The administrator of Nasa has said a manned mission to Mars is paramount for the survival of our species, as the agency unveiled its plans to place humans on the Red Planet by 2030.

Charles Bolden, head of the US space programme, said the mission was "feasibly, affordable and necessary" for the human race, even if the "challenge is huge".

Bolden outlined three "stepping stones" on the path to Mars, which included "lassoing" an asteroid and introducing it into the moon's orbit by 2015, growing plants in space and using 3D printers to carry out maintenance on board.

Presenting the three-stage approach at the Humans to Mars summit, he told The Times: "If this species is to survive indefinitely we need to be come a multi-planet species, we need to go to Mars, and Mars is a stepping stone to other solar systems."

Charles Bolden
Charles Bolden, current administrator for Nasa Wiki Commons

Bolden stated that the International Space Station will be used to explore different technologies in deep space, such as whether 3D printers can be used to carry out repairs.

The Nasa chief also said the agency would determine whether plants can provide reliable food supplies. The experiments will provide valuable testing for technologies essential to longer manned missions.

Another phase involves a plan to lasso an asteroid by 2015 and redirect it into the moon's orbit, where astronauts on board the new Orion space vehicle will conduct test missions on the asteroid.

The Orion Multi-Purpose Crew Vehicle, which has been dubbed the next generation of spacecraft for missions to Mars and the moon, is set for its first unmanned flight in December to test its shields. The spacecraft will embark on crewed flights in 2021.

The final phase will involve a lengthy manned mission to Mars, which is expected to last between two to three years. The longest period spent in space to date was 803 days, undertaken by Russian cosmonaut Sergei Krikalyov.

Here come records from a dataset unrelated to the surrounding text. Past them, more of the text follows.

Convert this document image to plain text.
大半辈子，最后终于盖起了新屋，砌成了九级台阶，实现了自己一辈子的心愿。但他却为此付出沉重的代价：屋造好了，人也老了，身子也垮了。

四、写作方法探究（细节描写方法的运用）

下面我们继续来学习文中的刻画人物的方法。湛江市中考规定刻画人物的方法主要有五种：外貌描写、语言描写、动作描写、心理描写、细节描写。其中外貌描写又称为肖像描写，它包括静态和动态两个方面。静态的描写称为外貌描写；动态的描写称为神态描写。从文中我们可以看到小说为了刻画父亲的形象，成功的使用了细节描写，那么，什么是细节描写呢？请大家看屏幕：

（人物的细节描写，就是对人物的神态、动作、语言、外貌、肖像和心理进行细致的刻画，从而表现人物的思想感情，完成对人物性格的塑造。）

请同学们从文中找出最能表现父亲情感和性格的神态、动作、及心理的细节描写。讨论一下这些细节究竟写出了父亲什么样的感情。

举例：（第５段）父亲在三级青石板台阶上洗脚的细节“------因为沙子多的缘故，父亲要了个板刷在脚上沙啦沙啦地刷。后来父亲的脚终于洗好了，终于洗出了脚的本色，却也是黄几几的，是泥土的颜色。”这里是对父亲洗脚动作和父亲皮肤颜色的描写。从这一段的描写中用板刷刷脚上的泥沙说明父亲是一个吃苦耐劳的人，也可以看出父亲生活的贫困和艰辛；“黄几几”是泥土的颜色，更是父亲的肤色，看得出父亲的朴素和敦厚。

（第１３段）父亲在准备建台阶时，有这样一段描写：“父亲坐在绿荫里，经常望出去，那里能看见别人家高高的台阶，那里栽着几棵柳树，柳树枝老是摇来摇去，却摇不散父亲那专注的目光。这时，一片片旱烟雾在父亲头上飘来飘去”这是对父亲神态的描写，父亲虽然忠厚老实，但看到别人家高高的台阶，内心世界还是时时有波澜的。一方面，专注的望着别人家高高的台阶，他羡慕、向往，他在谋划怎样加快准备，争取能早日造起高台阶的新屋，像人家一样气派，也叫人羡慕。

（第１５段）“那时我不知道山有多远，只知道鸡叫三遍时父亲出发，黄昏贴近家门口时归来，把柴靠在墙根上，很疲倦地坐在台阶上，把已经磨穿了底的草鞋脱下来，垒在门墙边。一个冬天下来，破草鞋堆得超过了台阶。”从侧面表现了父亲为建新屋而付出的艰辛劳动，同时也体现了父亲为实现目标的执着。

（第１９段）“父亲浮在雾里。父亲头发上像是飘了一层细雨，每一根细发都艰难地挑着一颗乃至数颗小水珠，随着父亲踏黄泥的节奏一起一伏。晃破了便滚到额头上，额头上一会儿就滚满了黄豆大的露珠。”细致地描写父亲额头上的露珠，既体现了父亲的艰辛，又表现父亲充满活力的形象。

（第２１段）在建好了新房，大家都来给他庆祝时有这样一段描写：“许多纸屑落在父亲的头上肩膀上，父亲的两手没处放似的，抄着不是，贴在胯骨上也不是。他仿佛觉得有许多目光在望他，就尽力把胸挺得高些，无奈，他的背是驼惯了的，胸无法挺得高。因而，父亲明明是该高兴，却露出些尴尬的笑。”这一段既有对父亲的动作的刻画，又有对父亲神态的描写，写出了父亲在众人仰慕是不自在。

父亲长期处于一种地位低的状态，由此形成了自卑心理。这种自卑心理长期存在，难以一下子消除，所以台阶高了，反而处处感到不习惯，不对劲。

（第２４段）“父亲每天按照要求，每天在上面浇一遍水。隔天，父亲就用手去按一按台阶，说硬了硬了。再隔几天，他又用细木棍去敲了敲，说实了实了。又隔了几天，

Nasa stated its ambition for the future: "Developing planetary independence for exploring Mars, its moons and other deep-space destinations."

Bolden added that to succeed with their plans, the agency needed increased funding from the White House: "We will go out and probably manoeuvre around the moons of Mars, and then figure out, OK, how do we finally get down to the surface of the planet with human beings? We think with some increases in Nasa's budget, we're gonna be able to get to Mars in the 2030s."

If Nasa's 2015 budget is approved by Congress, Bolden said America would be sending astronauts back into space by 2017 using private rockets rather than the Russian Soyuz capsule.

Earlier this month, Nasa announced it would be cutting ties with Russia in light of its actions in Ukraine. The agency said it would continue to collaborate with the Russian space agency on International Space Station operations.

Bolden also revealed more projects under development. According to the Wall Street Journal, Nasa is spending over $3 billion annually, approximately one-fifth of its budget, developing a powerful new rocket, advanced capsule and deep-space exploration technologies.

Developments include Nasa's Solar Electric Propulsion System, which creates thrust by accelerating ions and is intended to reduce fuel mass, decrease travel times and permit larger payloads.